Showing posts with label FBI. Show all posts
Showing posts with label FBI. Show all posts

Friday, March 23, 2007

The American Stasi

You may recall that the FBI has recently been found to have abused one of its Patriot Act powers by issuing National Security Letters (essentially subpoenas but without the piddling detail of court approval) without following even the very loose requirements of the Act. Between 2003 and 2005 the FBI issued over 140,000 of them.

I'd like to highlight a fascinating letter in today's Washington Post written by a person who was issued one of those letters, someone who remains anonymous, because, like all such persons, he continues to be compelled to refrain from revealing his identity because of a gag order forbidding him to reveal any details of the situation to anybody.

Three years ago, I received a national security letter (NSL) in my capacity as the president of a small Internet access and consulting business. The letter ordered me to provide sensitive information about one of my clients. There was no indication that a judge had reviewed or approved the letter, and it turned out that none had. The letter came with a gag provision that prohibited me from telling anyone, including my client, that the FBI was seeking this information. Based on the context of the demand -- a context that the FBI still won't let me discuss publicly -- I suspected that the FBI was abusing its power and that the letter sought information to which the FBI was not entitled.


Given his doubts, Mr. Doe went to the ACLU who took up his case, with the effect that he never complied to the NSL, which, um, request, has since been dropped after all. It seems that Mr. Doe's potential information wasn't quite so vital to national security after all.

Most interesting to me are the effects of the gag order under which Mr. Doe continues to toil.

Living under the gag order has been stressful and surreal. Under the threat of criminal prosecution, I must hide all aspects of my involvement in the case -- including the mere fact that I received an NSL -- from my colleagues, my family and my friends. When I meet with my attorneys I cannot tell my girlfriend where I am going or where I have been. I hide any papers related to the case in a place where she will not look. When clients and friends ask me whether I am the one challenging the constitutionality of the NSL statute, I have no choice but to look them in the eye and lie.

I resent being conscripted as a secret informer for the government and being made to mislead those who are close to me, especially because I have doubts about the legitimacy of the underlying investigation.


In the bad old days of the cold war the East German secret police (Stasi) were infamous for their penetration into the everyday lives of their comrades.

Their effectiveness was based in large part on their use of "Unofficial collaborators", by the end of the cold war employing over 300,000 of these citizen spies.

It's not clear to me how many of these spies were willing collaborators and how many were coerced by the Stasi to co-operate.

But it is certainly a sad commentary on the present state of affairs that the FBI's behavior bears such a startling similarity to that of the dreaded Stasi.

Friday, March 09, 2007

Inherent abuse of power by the FBI

I suppose some folks out there will be shocked that when given the power to access private information without court oversight the FBI, you'd better sit down now, abused that power.

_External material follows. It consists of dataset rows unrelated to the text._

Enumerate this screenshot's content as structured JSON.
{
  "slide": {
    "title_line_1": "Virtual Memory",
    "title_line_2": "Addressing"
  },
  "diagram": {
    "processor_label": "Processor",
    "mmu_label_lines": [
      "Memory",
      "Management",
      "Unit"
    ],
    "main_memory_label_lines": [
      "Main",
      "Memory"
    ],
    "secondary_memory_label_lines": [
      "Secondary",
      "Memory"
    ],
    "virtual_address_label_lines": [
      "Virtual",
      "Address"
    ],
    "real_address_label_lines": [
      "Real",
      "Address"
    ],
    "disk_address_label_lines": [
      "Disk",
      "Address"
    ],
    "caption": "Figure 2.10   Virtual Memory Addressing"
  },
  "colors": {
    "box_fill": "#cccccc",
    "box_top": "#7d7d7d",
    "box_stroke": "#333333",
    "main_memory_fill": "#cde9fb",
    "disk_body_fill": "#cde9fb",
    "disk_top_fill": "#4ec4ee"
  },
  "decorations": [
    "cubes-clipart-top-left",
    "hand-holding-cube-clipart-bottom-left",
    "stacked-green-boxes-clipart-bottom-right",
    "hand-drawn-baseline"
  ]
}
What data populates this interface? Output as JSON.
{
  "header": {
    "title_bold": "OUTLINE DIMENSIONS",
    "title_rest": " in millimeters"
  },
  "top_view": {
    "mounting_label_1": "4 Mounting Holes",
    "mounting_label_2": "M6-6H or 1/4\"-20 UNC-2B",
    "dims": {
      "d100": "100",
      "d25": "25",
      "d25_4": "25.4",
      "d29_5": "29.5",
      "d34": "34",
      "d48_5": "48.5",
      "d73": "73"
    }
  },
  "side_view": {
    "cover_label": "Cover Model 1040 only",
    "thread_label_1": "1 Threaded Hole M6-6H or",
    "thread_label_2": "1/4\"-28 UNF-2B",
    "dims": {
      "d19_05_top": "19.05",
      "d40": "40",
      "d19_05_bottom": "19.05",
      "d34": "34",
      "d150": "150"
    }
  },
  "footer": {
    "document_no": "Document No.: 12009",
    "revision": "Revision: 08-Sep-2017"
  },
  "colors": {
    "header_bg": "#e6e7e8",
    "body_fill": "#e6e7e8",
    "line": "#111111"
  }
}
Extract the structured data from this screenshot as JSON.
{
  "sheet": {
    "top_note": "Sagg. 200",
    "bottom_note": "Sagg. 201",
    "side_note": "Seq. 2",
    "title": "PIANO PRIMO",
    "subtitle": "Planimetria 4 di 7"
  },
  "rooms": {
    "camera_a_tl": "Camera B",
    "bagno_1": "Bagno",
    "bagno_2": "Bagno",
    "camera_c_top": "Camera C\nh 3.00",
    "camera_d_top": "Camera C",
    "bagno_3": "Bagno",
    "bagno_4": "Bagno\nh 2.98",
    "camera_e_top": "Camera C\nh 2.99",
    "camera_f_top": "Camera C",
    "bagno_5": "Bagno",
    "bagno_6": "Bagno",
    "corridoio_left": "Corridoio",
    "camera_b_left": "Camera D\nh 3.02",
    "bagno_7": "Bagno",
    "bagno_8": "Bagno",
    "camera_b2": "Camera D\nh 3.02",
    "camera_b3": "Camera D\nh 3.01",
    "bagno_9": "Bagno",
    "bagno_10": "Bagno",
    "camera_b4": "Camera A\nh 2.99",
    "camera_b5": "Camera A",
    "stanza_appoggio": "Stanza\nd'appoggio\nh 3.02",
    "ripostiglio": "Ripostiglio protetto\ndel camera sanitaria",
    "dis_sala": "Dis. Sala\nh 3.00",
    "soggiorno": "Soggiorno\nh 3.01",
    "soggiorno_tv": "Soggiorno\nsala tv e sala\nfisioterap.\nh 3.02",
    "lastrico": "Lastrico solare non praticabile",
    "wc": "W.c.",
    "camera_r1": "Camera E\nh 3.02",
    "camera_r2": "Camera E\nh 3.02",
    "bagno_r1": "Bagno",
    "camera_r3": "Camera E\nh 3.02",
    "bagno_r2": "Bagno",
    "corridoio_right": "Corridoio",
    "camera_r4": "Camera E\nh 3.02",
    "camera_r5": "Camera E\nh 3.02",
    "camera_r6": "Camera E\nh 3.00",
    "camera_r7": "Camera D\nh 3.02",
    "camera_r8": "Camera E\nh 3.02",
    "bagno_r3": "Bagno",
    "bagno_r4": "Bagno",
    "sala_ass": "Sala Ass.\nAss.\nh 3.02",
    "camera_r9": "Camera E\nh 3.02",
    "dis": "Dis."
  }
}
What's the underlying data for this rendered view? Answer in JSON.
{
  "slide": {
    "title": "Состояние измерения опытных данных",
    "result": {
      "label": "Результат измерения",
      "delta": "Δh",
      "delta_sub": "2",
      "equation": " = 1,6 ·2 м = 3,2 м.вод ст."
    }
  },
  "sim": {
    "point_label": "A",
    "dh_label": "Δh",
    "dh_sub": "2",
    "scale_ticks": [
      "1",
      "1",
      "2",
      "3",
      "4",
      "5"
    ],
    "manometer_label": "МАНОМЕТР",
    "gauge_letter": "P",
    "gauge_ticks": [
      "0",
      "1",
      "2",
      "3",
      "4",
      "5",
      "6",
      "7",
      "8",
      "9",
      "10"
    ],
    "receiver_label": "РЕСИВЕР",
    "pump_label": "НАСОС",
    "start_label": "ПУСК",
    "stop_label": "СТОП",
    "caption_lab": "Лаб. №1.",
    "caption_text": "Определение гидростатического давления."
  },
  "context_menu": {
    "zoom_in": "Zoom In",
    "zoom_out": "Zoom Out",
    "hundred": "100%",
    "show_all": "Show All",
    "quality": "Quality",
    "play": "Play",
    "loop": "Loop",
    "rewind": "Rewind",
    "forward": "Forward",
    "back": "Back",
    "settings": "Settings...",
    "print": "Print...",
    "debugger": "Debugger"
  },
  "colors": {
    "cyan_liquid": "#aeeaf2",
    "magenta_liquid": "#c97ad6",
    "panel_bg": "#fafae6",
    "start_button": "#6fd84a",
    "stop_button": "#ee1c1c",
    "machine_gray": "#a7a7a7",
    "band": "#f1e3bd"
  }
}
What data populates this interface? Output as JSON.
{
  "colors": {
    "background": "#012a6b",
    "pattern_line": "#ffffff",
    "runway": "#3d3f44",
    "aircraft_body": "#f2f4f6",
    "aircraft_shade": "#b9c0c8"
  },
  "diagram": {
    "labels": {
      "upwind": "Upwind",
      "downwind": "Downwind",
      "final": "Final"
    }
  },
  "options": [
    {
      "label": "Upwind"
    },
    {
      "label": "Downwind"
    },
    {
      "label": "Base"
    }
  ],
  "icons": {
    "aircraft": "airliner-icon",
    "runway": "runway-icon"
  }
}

A Justice Department investigation has found pervasive errors in the FBI's use of its power to secretly demand telephone, e-mail and financial records in national security cases, officials with access to the report said yesterday.

The inspector general's audit found 22 possible breaches of internal FBI and Justice Department regulations -- some of which were potential violations of law -- in a sampling of 293 "national security letters." The letters were used by the FBI to obtain the personal records of U.S. residents or visitors between 2003 and 2005. The FBI identified 26 potential violations in other cases.

Officials said they could not be sure of the scope of the violations but suggested they could be more widespread, though not deliberate. In nearly a quarter of the case files Inspector General Glenn A. Fine reviewed, he found previously unreported potential violations.


And not only does the IG not know how widespread the violations were (remember his report was based on a sampling), but the particulars of some of the vioaltions were particularly troubling.

But [Inspector General] Fine found that FBI agents used national security letters without citing an authorized investigation, claimed "exigent" circumstances that did not exist in demanding information and did not have adequate documentation to justify the issuance of letters.


In other words, the FBI used these National Security Letters in cases that didn't involve national security, as well as in cases where the matters being investigated were not really so urgent as to require warrantless investigation.

And while the FBI director is blaming the violations on a failure to follow internal policies I would suggest that such failures are inherent when government agents are able to act without judicial oversight.

People are people and they are by varying degrees zealous, clever, and lazy. And so are FBI agents.

By allowing what are essentially extrajudicial search warrants, the Patriot Act provisions which allow the use of national security letters invite abuse.

And if a power can be abused, it will be. Absent some countervailing force that is. This is why we have three branches of government, so they can keep an eye on each other.

So when in a fit of fear, like, say 9/11, we foolishly remove such oversight, why be shocked when such abuse occurs?